1. It may be shown that the infinite sum
1+1/2+1/2^2+1/2^3.....
is equal to 2; and that, in general, for c E(can't do that symbol....) (-1,1),
1+c+c^2+c^3+....=1/1-c
Using this fact, prove that for c E (-1,1), c+2c^2+3c^3+4c^4+....=c/(1-c)^2

...thanks in advance, if you cannot help me, perhaps give me some hint about how this question works so I can get started, cheers(Happy)
• Nov 12th 2009, 10:23 PM
redsoxfan325
Quote:

Originally Posted by playpwnsu
wow oh yeah..thanks hehe

okay hmm, i have one last question, that I'm really not sure what to do...
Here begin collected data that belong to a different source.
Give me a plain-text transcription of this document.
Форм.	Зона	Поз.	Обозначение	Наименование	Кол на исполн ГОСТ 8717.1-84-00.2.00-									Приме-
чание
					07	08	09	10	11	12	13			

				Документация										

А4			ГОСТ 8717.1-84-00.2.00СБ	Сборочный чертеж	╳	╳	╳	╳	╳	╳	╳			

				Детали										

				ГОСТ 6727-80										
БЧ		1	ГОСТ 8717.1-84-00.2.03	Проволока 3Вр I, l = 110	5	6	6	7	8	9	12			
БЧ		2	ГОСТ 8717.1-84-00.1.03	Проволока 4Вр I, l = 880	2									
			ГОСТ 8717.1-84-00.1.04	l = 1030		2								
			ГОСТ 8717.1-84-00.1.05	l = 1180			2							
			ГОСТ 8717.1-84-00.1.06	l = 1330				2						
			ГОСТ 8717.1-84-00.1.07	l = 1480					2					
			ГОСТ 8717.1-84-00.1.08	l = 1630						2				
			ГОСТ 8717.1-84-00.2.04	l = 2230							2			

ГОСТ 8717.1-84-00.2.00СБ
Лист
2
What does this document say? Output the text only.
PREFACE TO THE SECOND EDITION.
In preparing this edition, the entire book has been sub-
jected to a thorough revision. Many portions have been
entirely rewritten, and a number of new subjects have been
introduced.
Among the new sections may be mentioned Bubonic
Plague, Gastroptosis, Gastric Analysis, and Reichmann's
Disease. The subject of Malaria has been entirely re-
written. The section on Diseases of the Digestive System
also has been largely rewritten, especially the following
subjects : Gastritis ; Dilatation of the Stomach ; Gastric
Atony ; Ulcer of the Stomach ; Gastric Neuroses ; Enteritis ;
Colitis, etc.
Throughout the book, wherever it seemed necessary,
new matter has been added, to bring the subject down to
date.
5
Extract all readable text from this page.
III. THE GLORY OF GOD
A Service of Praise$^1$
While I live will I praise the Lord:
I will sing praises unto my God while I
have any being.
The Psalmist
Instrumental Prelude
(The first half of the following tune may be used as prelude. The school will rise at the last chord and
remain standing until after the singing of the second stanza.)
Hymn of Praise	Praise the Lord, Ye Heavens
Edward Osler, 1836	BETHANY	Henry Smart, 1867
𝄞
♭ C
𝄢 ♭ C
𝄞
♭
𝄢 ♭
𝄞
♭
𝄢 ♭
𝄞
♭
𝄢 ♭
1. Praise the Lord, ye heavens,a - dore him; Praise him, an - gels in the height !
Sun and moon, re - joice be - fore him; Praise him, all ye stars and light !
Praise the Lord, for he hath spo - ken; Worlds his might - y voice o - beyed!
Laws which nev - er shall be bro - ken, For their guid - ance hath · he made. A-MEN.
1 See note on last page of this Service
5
1. It may be shown that the infinite sum
1+1/2+1/2^2+1/2^3.....
is equal to 2; and that, in general, for c E(can't do that symbol....) (-1,1),
1+c+c^2+c^3+....=1/1-c
Using this fact, prove that for c E (-1,1), c+2c^2+3c^3+4c^4+....=c/(1-c)^2

...thanks in advance, if you cannot help me, perhaps give me some hint about how this question works so I can get started, cheers(Happy)

$\displaystyle \sum_{n=0}^{\infty}c^n=\frac{1}{1-c}$

Differentiate both sides w.r.t. $\displaystyle c$. Then multiply both sides by $\displaystyle c$.